The number of indigent Chinese with an annual net income of less than 637 yuan (US$77) increased by 800,000 people in 2003.

This is the first time that the number has increased since China adopted its reform and opening-up policies in the late 1970s.

And this happened in the same year that China's average gross domestic product per capita exceeded US$1,000 and its fiscal revenue reached 2 trillion yuan (US$241 billion).

It shows poverty-relief work is being disregarded.

Assisting about 30 million indigent people, although not a big portion compared with the total population, is the hardest part of the poverty-relief equation.

People in this group are either disabled and cannot work or living in extremely harsh conditions. For them, the current efforts are not very effective.

Development investment focuses on production and infrastructure construction but ignores the quality of human resources, such as education and public health.

Additionally, the yield of industrial projects in poverty-stricken areas is usually poor. Also, poverty-relief funds do not always reach their target recipients.

More harmful is the damage done to the environment.

Most of the poverty-stricken population live in underdeveloped frontier areas, especially in the western regions.

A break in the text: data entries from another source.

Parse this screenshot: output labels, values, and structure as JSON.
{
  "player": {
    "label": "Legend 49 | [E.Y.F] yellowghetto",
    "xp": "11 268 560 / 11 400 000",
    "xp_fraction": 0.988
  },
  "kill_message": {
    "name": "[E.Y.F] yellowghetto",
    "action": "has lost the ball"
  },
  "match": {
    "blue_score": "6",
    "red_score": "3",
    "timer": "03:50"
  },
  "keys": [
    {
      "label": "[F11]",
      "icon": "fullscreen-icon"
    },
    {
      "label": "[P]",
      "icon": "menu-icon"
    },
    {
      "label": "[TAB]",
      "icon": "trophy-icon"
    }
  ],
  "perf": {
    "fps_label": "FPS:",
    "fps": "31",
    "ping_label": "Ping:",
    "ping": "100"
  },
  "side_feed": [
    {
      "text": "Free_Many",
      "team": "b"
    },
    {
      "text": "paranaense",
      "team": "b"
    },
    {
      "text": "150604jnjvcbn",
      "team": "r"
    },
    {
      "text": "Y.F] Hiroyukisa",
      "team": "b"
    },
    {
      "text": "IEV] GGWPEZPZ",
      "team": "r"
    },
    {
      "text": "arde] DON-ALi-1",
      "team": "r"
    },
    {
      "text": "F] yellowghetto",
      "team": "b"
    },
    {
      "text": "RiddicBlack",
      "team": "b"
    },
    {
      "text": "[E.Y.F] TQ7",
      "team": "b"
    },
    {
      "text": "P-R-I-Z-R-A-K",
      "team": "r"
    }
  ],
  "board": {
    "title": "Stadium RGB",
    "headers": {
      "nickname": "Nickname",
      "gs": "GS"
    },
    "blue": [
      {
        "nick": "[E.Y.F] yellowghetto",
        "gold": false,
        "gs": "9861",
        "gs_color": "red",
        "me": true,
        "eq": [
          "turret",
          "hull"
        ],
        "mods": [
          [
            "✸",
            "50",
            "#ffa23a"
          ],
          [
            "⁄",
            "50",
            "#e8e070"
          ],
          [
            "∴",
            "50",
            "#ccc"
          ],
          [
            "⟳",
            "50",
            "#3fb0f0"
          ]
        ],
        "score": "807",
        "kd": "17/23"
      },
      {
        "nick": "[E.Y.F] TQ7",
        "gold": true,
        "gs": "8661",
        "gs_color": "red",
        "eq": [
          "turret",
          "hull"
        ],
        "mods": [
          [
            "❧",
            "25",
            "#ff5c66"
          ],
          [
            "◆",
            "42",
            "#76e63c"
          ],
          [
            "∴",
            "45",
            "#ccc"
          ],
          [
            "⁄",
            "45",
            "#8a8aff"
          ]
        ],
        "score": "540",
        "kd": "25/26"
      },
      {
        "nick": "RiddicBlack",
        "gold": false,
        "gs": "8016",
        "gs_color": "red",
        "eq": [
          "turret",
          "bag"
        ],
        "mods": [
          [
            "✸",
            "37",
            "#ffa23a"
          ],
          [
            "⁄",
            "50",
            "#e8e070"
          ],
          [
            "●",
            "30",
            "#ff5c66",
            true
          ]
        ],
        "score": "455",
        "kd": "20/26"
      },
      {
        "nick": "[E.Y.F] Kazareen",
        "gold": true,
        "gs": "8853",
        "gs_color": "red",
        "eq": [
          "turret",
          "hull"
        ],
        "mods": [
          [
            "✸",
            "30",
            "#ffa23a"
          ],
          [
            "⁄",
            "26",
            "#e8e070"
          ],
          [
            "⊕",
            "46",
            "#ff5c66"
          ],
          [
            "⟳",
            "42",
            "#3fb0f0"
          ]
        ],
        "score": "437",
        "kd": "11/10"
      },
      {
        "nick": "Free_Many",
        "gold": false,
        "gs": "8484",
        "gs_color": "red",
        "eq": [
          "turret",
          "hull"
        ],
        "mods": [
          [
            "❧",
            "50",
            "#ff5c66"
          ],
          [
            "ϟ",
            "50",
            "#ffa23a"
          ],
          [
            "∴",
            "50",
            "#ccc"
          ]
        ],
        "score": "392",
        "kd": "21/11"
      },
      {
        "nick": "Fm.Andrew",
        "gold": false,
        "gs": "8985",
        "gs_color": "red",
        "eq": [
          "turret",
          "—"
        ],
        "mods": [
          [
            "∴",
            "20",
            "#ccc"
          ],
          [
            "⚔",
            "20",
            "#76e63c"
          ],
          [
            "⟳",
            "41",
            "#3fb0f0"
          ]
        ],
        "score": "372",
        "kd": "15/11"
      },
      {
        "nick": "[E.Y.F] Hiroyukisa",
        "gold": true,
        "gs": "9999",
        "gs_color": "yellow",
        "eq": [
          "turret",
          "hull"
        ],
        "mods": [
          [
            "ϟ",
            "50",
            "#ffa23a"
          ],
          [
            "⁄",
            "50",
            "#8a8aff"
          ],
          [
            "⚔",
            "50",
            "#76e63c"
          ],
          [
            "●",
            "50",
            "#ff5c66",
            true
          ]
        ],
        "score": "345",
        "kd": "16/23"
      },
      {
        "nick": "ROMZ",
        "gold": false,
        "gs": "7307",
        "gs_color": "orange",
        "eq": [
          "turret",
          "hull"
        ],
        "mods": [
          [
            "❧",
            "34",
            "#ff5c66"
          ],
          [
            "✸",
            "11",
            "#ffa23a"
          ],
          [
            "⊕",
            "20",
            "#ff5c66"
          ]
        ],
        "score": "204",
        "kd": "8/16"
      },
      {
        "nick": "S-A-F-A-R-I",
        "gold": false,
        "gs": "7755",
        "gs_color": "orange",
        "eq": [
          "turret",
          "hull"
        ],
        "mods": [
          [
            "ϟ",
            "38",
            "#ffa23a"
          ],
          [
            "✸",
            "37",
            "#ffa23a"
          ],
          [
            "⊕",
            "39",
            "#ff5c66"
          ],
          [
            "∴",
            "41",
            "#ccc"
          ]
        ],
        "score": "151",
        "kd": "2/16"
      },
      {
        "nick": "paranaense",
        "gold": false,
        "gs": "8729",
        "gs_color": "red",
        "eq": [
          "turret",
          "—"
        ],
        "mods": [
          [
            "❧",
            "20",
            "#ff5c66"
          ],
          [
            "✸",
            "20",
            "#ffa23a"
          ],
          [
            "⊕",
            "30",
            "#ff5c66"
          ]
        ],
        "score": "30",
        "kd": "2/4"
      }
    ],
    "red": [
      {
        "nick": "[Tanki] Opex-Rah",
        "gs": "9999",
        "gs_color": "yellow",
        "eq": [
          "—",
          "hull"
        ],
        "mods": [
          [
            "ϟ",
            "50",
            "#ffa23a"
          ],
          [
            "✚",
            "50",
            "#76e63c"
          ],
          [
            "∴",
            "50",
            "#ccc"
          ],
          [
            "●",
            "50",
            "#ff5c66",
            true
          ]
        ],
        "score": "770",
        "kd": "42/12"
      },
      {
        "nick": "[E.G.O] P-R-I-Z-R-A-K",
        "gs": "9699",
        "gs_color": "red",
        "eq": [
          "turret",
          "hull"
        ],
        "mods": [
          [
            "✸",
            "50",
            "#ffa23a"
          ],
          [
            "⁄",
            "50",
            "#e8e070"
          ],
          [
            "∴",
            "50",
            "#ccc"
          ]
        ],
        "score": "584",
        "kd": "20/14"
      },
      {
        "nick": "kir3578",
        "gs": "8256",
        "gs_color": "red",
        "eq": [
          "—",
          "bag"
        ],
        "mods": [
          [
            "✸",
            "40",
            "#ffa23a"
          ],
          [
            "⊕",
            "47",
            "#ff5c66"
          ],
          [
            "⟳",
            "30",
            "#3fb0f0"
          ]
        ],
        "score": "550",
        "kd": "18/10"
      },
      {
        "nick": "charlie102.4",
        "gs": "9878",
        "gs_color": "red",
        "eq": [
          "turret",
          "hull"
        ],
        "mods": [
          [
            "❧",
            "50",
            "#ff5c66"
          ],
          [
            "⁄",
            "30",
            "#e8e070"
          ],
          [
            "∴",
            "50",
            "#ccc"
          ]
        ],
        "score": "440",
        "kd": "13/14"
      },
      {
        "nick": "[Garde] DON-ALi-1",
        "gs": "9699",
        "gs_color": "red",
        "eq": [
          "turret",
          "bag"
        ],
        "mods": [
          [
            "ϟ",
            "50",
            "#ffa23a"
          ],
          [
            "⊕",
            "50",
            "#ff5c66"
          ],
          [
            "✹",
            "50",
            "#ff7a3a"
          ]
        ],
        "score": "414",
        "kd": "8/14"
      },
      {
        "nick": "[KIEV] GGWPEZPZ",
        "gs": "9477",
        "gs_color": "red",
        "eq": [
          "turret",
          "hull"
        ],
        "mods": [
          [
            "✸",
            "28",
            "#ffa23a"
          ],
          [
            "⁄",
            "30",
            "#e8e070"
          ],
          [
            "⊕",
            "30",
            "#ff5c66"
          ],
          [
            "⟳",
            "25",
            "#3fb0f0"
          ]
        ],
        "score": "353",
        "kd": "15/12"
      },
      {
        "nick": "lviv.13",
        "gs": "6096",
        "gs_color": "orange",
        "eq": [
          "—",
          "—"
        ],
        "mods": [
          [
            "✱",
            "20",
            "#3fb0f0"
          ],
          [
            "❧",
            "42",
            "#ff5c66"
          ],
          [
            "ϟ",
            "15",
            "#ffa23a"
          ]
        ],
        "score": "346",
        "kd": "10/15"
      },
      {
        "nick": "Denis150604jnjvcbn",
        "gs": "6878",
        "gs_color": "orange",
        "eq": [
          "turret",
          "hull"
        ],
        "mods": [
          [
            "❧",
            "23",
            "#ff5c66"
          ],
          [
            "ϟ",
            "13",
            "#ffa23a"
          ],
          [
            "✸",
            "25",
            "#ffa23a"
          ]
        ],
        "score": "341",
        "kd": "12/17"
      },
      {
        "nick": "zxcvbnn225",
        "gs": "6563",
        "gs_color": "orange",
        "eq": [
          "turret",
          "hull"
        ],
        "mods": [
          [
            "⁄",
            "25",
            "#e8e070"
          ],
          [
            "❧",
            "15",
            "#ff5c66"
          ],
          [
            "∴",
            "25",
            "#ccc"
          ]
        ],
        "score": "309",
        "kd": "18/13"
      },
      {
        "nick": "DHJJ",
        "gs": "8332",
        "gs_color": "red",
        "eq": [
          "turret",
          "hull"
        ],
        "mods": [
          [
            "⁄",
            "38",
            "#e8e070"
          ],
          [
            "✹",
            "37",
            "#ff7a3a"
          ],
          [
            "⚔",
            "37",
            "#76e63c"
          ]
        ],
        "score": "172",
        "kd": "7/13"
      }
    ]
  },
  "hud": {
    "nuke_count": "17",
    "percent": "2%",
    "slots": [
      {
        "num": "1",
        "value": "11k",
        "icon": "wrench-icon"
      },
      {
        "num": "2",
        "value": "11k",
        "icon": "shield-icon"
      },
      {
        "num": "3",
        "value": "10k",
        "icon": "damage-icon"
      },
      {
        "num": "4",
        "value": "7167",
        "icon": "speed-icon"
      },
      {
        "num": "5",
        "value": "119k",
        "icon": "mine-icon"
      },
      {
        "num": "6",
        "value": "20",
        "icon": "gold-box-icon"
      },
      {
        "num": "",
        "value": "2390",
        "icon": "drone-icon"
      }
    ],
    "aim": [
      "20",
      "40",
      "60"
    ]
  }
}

The environment there has long been coming off second best.

The development of agricultural production does improve the income levels of local residents, yet it further deteriorates the ecological environment.

Once the environment cannot regenerate itself, the rate of deterioration increases - and the results of poverty-relief work evaporate. Thus, in some areas, the number of people returning to poverty outnumbers those who have managed to shuck it off.

Any kind of poverty-relief approach has benefits, as well as limitations. It means adjustments need to be made according to local conditions.

Relief should focus on reaching its target recipients, and enhancing investment in rural education, technical training and public health. For those living in areas with few resources, migration should be the way out.